Responsible Person is: The Google Inc., 1600 Amphitheater Pkwy, Mountain View, CA 94043-1351, USA.
Google Remarketing works by setting a cookie on the user. This use of the cookie gives Google the opportunity to recognize the user if they visit a website that also uses Google Remarketing. As a result, Google will be notified of the user’s IP address or browsing behavior.
The prevention (as well as the deletion) of the cookie setting can be achieved under the appropriate settings in the Internet browser. The user can object to user-related advertising by Google at any time. For this we refer to: www.google.de/settings/ads
GBWA has integrated the services of Google-Ads (before Google-AdWords) on its website. Google-Ads is an internet advertising service. The legal basis is Art. 6 para. 1 s.1 lit. f) GDPR. We use Google Ads to promote our company through targeted advertising in Google’s search engine results.

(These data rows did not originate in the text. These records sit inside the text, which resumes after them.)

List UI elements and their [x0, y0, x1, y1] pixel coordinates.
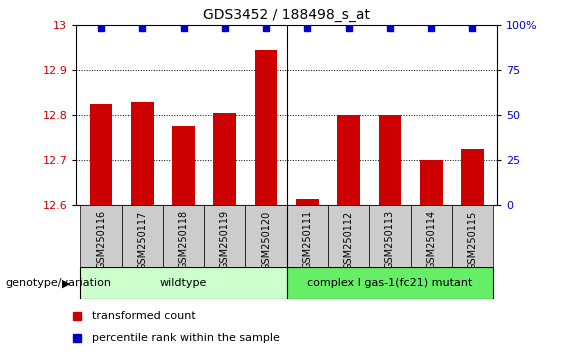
Bar [204, 205, 245, 267]
Bar [370, 205, 411, 267]
Bar [337, 115, 360, 205]
Bar [287, 267, 493, 299]
Bar [328, 205, 370, 267]
Title: GDS3452 / 188498_s_at: GDS3452 / 188498_s_at [203, 8, 370, 22]
Bar [163, 205, 204, 267]
Text: GSM250119: GSM250119 [220, 210, 230, 269]
Text: percentile rank within the sample: percentile rank within the sample [92, 332, 280, 343]
Bar [80, 267, 286, 299]
Text: genotype/variation: genotype/variation [6, 278, 112, 288]
Text: ▶: ▶ [62, 278, 71, 288]
Bar [131, 102, 154, 205]
Bar [245, 205, 287, 267]
Bar [452, 205, 493, 267]
Bar [420, 160, 442, 205]
Bar [287, 205, 328, 267]
Text: GSM250117: GSM250117 [137, 210, 147, 269]
Text: GSM250120: GSM250120 [261, 210, 271, 269]
Bar [379, 115, 401, 205]
Text: complex I gas-1(fc21) mutant: complex I gas-1(fc21) mutant [307, 278, 472, 288]
Text: GSM250112: GSM250112 [344, 210, 354, 269]
Text: GSM250116: GSM250116 [96, 210, 106, 269]
Bar [80, 205, 121, 267]
Text: GSM250113: GSM250113 [385, 210, 395, 269]
Bar [90, 104, 112, 205]
Text: GSM250118: GSM250118 [179, 210, 189, 269]
Bar [172, 126, 195, 205]
Text: GSM250111: GSM250111 [302, 210, 312, 269]
Bar [461, 149, 484, 205]
Text: transformed count: transformed count [92, 311, 195, 321]
Text: GSM250115: GSM250115 [467, 210, 477, 269]
Bar [214, 113, 236, 205]
Text: GSM250114: GSM250114 [426, 210, 436, 269]
Text: wildtype: wildtype [160, 278, 207, 288]
Bar [296, 199, 319, 205]
Bar [411, 205, 452, 267]
Bar [121, 205, 163, 267]
Bar [255, 50, 277, 205]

Responsible Person is: Google LLC., 1600 Amphitheater Pkwy, Mountain View, CA 94043-1351, USA.
If the user accesses the GBWA website through a Google ad, Google will set a so-called conversion cookie on the user’s system. For the explanation of the cookies, please refer to the passage to the cookies. The conversion cookie is used to create and analyze web-use statistics. 30 days after setting the conversion cookie the cookie loses its validity. This means that the user can no longer be identified. Within these 30 days both GBWA and Google can track which subpages have been accessed. The conversion cookie stores the IP-address when visiting the website. This data is stored in the USA. It is possible that Google will share this information with third parties.

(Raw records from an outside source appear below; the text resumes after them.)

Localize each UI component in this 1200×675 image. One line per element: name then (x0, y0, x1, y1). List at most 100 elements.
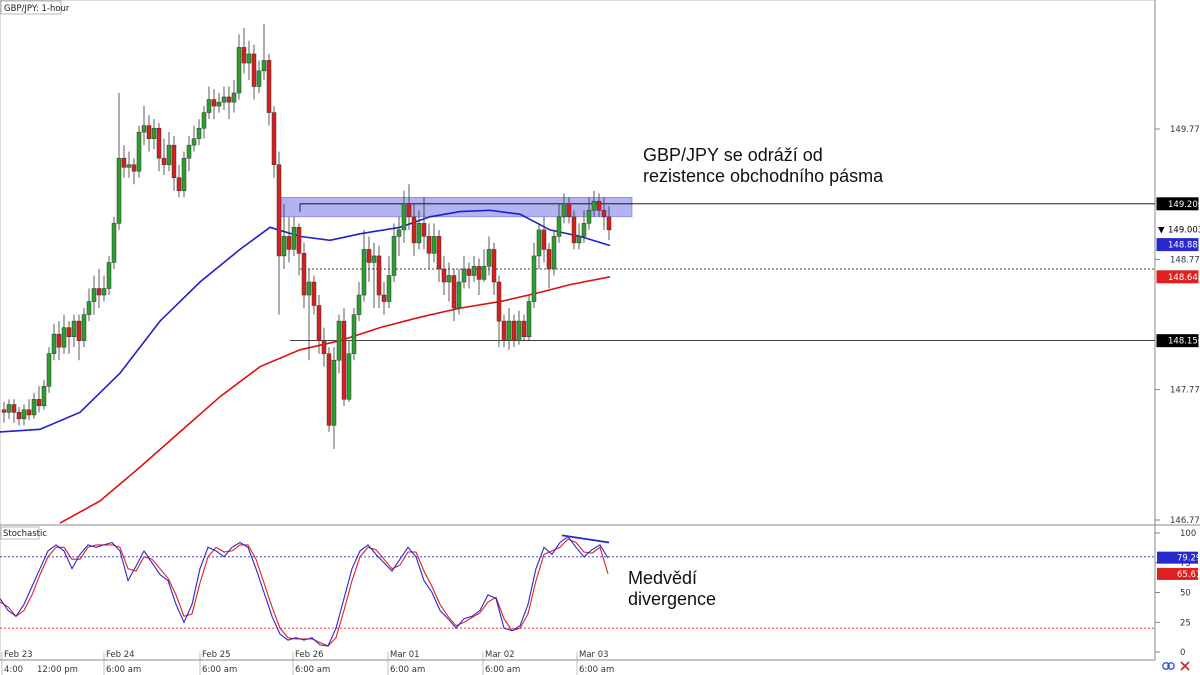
candle (296, 223, 302, 276)
candle (211, 89, 217, 120)
candle (406, 184, 412, 230)
candle (531, 242, 537, 309)
candle-body (46, 353, 52, 387)
candle-body (451, 275, 457, 309)
price-tick-label: 147.774 (1170, 386, 1200, 396)
candle-body (111, 223, 117, 263)
candle-body (126, 164, 132, 168)
candle (356, 282, 362, 322)
candle-body (206, 99, 212, 113)
candle-body (151, 127, 157, 139)
candle (171, 136, 177, 191)
candle-body (191, 138, 197, 146)
candle-body (346, 353, 352, 400)
time-axis: Feb 23 Feb 24 Feb 25 Feb 26 Mar 01 Mar 02 Mar … (1, 650, 614, 675)
candle-body (546, 249, 552, 270)
candle (351, 308, 357, 361)
candle (481, 249, 487, 283)
candle-body (161, 157, 167, 165)
candle-body (416, 223, 422, 244)
stoch-tick-label: 25 (1180, 618, 1191, 628)
candle (11, 399, 17, 423)
candle-body (166, 144, 172, 165)
candle (371, 242, 377, 309)
candle-body (101, 288, 107, 296)
price-badge-label: 148.150 (1168, 337, 1200, 347)
candle (286, 216, 292, 263)
candle (576, 223, 582, 250)
link-icon[interactable] (1162, 662, 1175, 670)
candle-body (201, 112, 207, 129)
candle (606, 206, 612, 241)
candle (141, 106, 147, 146)
candle-body (171, 144, 177, 178)
candle (511, 314, 517, 348)
candle-body (226, 96, 232, 103)
candle (486, 236, 492, 276)
candle (251, 44, 257, 100)
stochastic-d-line (0, 538, 609, 647)
candle (76, 314, 82, 361)
date-label: Feb 23 (4, 650, 33, 660)
candle (231, 79, 237, 113)
candle-body (571, 216, 577, 244)
candle-body (551, 236, 557, 270)
candle-body (506, 320, 512, 341)
candle (51, 323, 57, 361)
time-label: 6:00 am (579, 665, 614, 675)
candle (306, 268, 312, 361)
candle-body (411, 216, 417, 244)
candle (196, 119, 202, 146)
candle-body (351, 314, 357, 354)
candle (266, 53, 272, 126)
candle (501, 314, 507, 348)
price-badge-bg (1156, 270, 1199, 284)
candle-body (106, 262, 112, 289)
candle (471, 255, 477, 283)
candle-body (301, 253, 307, 296)
time-label: 6:00 am (295, 665, 330, 675)
candle (311, 275, 317, 315)
candle-body (146, 125, 152, 139)
candle-body (331, 359, 337, 426)
candle-body (36, 399, 42, 407)
close-icon[interactable] (1180, 661, 1190, 671)
candle-body (71, 320, 77, 338)
price-badges: 149.200 ▼ 149.003 148.887 148.640 148.150 (1156, 197, 1200, 348)
candle-body (376, 255, 382, 296)
candle-body (456, 281, 462, 309)
candle-body (116, 157, 122, 224)
candle-body (336, 320, 342, 361)
candle-body (21, 409, 27, 420)
candle-body (6, 404, 12, 413)
price-tick-label: 146.774 (1170, 516, 1200, 526)
candle-body (601, 210, 607, 218)
date-label: Feb 25 (202, 650, 231, 660)
stoch-badge-bg (1157, 567, 1198, 580)
candle (316, 295, 322, 354)
candle (546, 242, 552, 289)
time-label: 6:00 am (106, 665, 141, 675)
candle (571, 210, 577, 250)
candle (466, 262, 472, 289)
candle (241, 27, 247, 74)
candle-body (531, 255, 537, 302)
candle (461, 255, 467, 289)
candle (326, 347, 332, 432)
candle-body (476, 266, 482, 280)
candle (496, 275, 502, 348)
candle-body (291, 227, 297, 250)
candle-body (76, 320, 82, 341)
resistance-band (280, 196, 633, 218)
date-label: Feb 24 (106, 650, 135, 660)
candle-body (236, 47, 242, 94)
headline-line-1: GBP/JPY se odráží od (643, 145, 823, 165)
price-tick-label: 148.774 (1170, 255, 1200, 265)
ma-blue-line (0, 209, 611, 433)
time-label: 6:00 am (485, 665, 520, 675)
candle-body (271, 112, 277, 165)
candle (71, 314, 77, 348)
price-badge-marker: ▼ (1158, 225, 1165, 235)
candle (301, 242, 307, 309)
candle-body (501, 320, 507, 341)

The setting of cookies can be prevented by appropriate settings in the user’s Internet browser at any time. The already set cookies can also be deleted in the settings of the Internet browser. We express our concern that preventing cookies from being set may mean that not all features are fully available.

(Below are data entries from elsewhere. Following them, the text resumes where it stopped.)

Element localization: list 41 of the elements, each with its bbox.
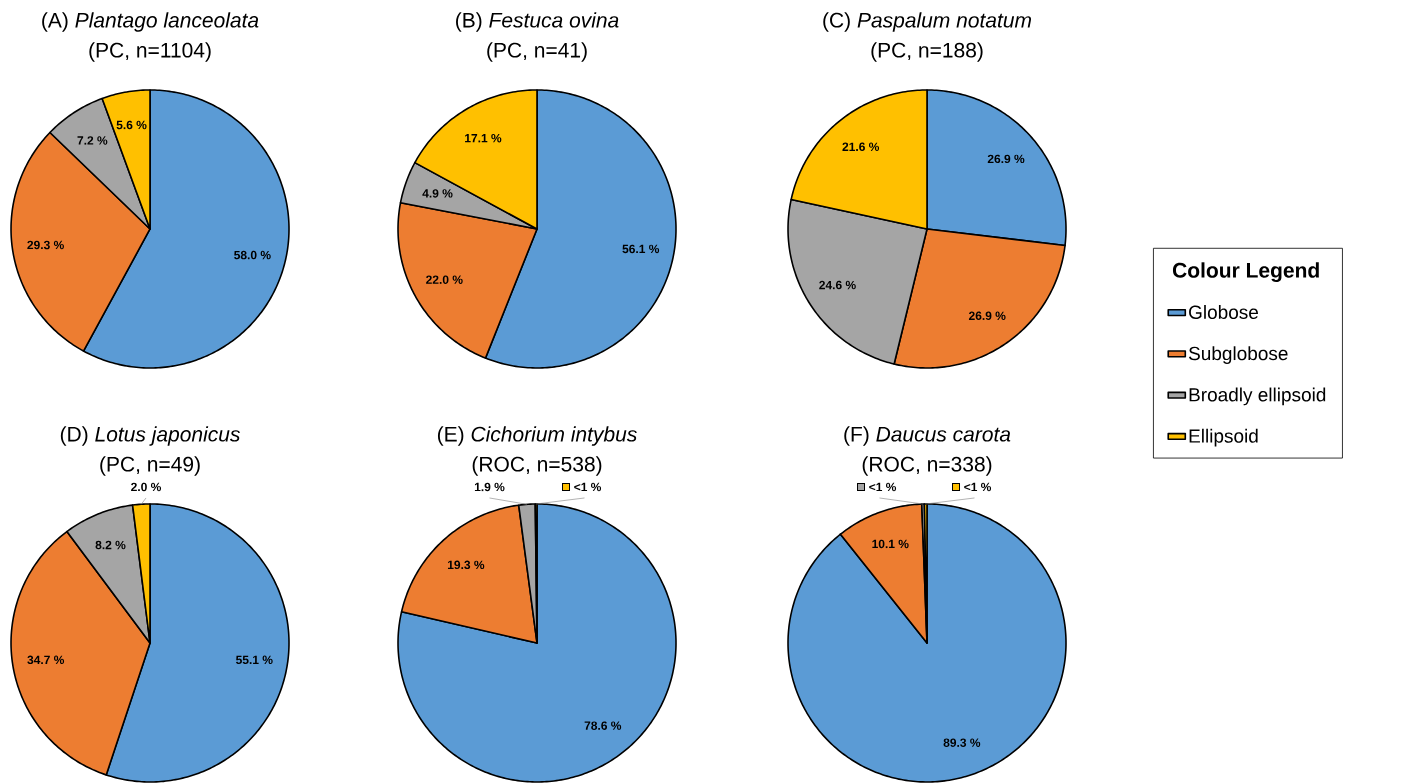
data-label: 89.3 % xyxy=(943,738,981,747)
data-label: 26.9 % xyxy=(987,154,1025,164)
data-label: 8.2 % xyxy=(95,540,126,550)
data-label: <1 % xyxy=(869,482,897,492)
legend-title: Colour Legend xyxy=(1172,262,1319,282)
data-label: 29.3 % xyxy=(27,240,64,250)
data-label: 24.6 % xyxy=(819,280,856,290)
data-label: 10.1 % xyxy=(872,539,909,549)
data-label: 2.0 % xyxy=(131,482,162,492)
chart-title: (B) Festuca ovina xyxy=(456,12,619,32)
legend-label: Ellipsoid xyxy=(1189,428,1258,447)
data-label: 58.0 % xyxy=(234,250,271,260)
chart-subtitle: (PC, n=41) xyxy=(487,42,587,62)
data-label: 56.1 % xyxy=(622,244,660,254)
chart-subtitle: (PC, n=1104) xyxy=(89,42,211,62)
chart-title: (A) Plantago lanceolata xyxy=(42,12,259,32)
chart-title: (E) Cichorium intybus xyxy=(437,426,637,446)
data-label: 19.3 % xyxy=(447,560,485,570)
chart-title: (F) Daucus carota xyxy=(844,426,1011,446)
legend-label: Globose xyxy=(1189,305,1259,319)
data-label: 21.6 % xyxy=(842,142,880,151)
data-label: 17.1 % xyxy=(465,133,502,143)
data-label: 34.7 % xyxy=(27,655,65,665)
data-label: 78.6 % xyxy=(584,721,622,730)
data-label: 55.1 % xyxy=(236,655,273,665)
legend-label: Broadly ellipsoid xyxy=(1189,387,1326,406)
chart-subtitle: (PC, n=49) xyxy=(100,456,200,476)
data-label: 22.0 % xyxy=(426,275,463,284)
data-label: <1 % xyxy=(574,482,602,492)
data-label: 4.9 % xyxy=(422,189,453,198)
data-label: <1 % xyxy=(964,482,992,492)
chart-subtitle: (ROC, n=538) xyxy=(472,456,602,476)
chart-subtitle: (PC, n=188) xyxy=(871,42,983,62)
chart-title: (D) Lotus japonicus xyxy=(60,426,240,446)
chart-subtitle: (ROC, n=338) xyxy=(862,456,992,476)
chart-title: (C) Paspalum notatum xyxy=(823,12,1032,32)
data-label: 26.9 % xyxy=(968,311,1006,321)
data-label: 7.2 % xyxy=(77,136,108,145)
data-label: 5.6 % xyxy=(116,120,147,130)
legend-label: Subglobose xyxy=(1188,346,1288,364)
data-label: 1.9 % xyxy=(474,482,505,492)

The user may separately object to interest-based personalized advertising by Google. Please refer to the following link: https:// www.google.de/settings/ads
For further privacy notices of Google refer to: https://www.google.de/intl/de/policies/privacy/
MISCELLANEOUS PROVISIONS The Provider enables the Users to subscribe to the professional publications provided, or to download professional materials from the Websites, or to make a business contact, via the contact form provided for such purposes. Any electronic communication sent by FMM Agency Services Limited may include direct marketing elements or advertising. When using the Provider’s professional publications and materials, the Provider processes the Users’ data supplied. Users shall be entitled to unsubscribe from receiving the professional publications any time, free-of-charge, without stating cause, and without any limitations applied. Such unsubscription can be made via normal mail, e-mail, or by clicking the “Unsubscribe” link at the bottom of the e-mails received. In such case, the Provider shall delete all of the User’s personal data from its registration system (which was previously required for sending the Newsletters), and shall not contact the User in the future with any further letters or offers. The Provider retains the right to unilaterally amend this Privacy Notice any time, by notifying the Users beforehand. Once the changes made become effective, the Users shall be deemed to have automatically and implicitly accepted the contents of the amended Privacy Notice, by using the Provider’s services.